Chris knew that Sam hadn’t had long, that his organs would give out as he languished in a vegetative state. But what ate at Chris was that he had not had the chance to say goodbye. That life had turned so bizarre he could not even risk visiting his father one last time.
Blankly he stared at the TV and proceeded to drink a six-pack of beer, one can after the next—brain cells be damned-until his head was a throbbing mass and the geometry of the room took a non-Euclidian slant and the fuzz on the screen sharpened into shapes and forms that pulled him in.

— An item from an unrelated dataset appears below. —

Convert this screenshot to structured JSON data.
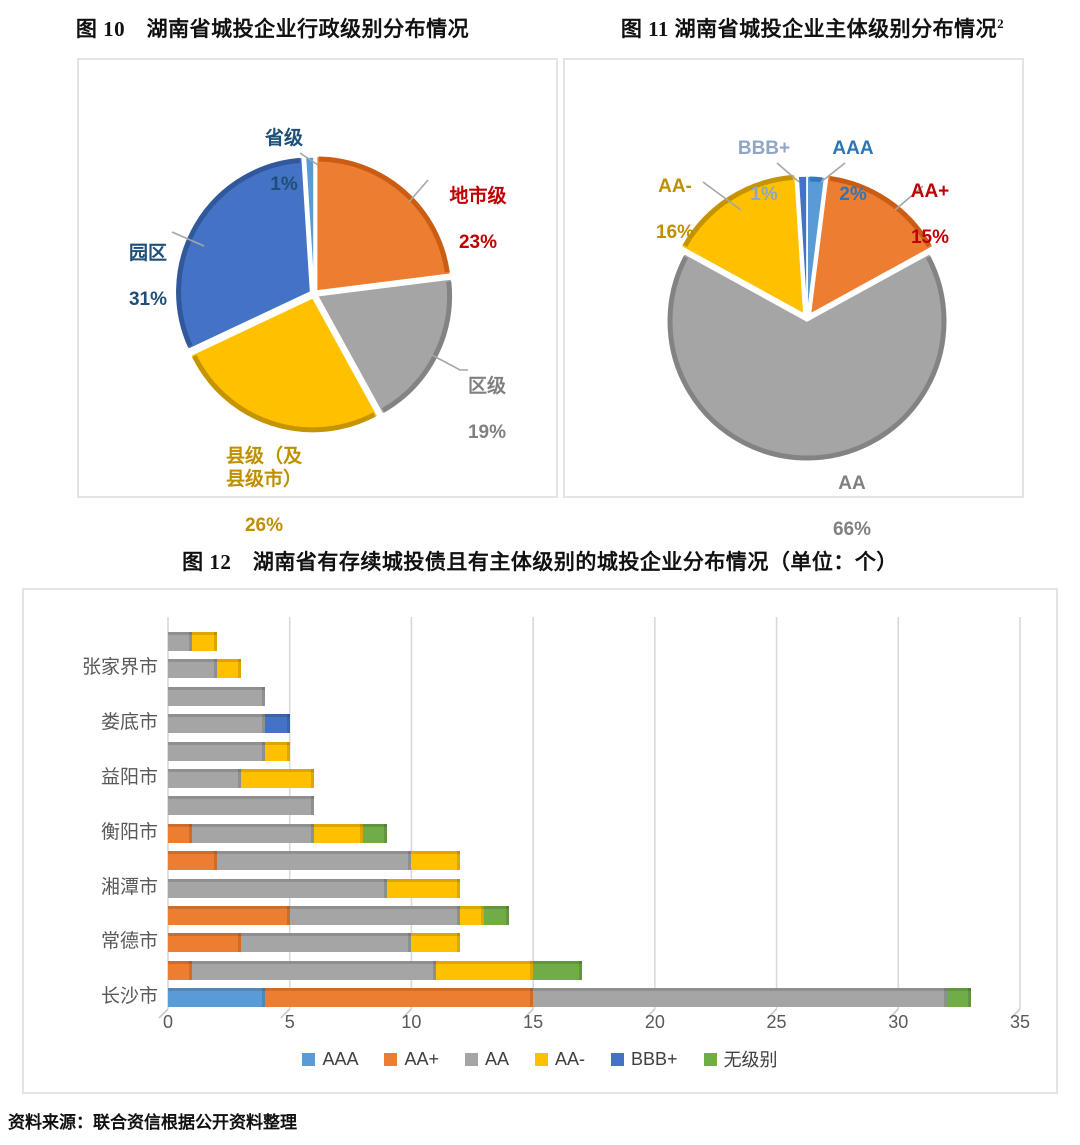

Green. The black and white had turned a dazzling green. He was walking on a vast lawn between Sam and his mother Rose. They were at Campobello, Hyde Park, New York. He could see it with brilliant clarity—the great white house with the high windows. The massive white marble tombstone of FDR. Then he was rolling on the lawn and his seven-year-old legs were cool from the grass. He was wearing navy blue pants with black-and-white saddle shoes and a Brooklyn Dodgers baseball cap.
“Hey there, slugger!”
Then grass shifted and became a dirt diamond at Goodwin Park in Hartford, and Sam was at the pitcher’s mound with a bucket of baseballs and Chris at the plate with his Louisville Slugger. Sam held up a clean white hardball. “What do you say we give this one a run for its money?” And Chris swung with all his might and cracked the ball up to the clouds.
The next moment Sam was climbing aboard the dive boat on a reef off Boroko on the southern coast of Papua New Guinea: his body still lean and bronze, joking about the giant grouper that had spooked him, handing Chris a triton shell. Chris held the shell up to his eye imagining he could see around the curves spiraling forever inward … until he was peering through a window of the nursing home where he spotted Sam in the bed … .
Chris climbed through the shell window thinking how odd it was that Sam was sleeping in his navy blue jumper shorts with a white polo shirt and socks and saddle shoes. But Sam’s face was not tanned and full, but thin and dry and spotted with age. His hair was a wispy cloud across a sad pink skull. He breathed in short raspy starts through a raw toothless mouth.
So that he wouldn’t injure himself, Sam’s hands had been bound to the sides of the bed. Chris untied one and pushed up the sleeve of his johnny. The arm, strapped with an IV needle, was like a stick covered with old wax paper. Sam looked like a mummy of himself.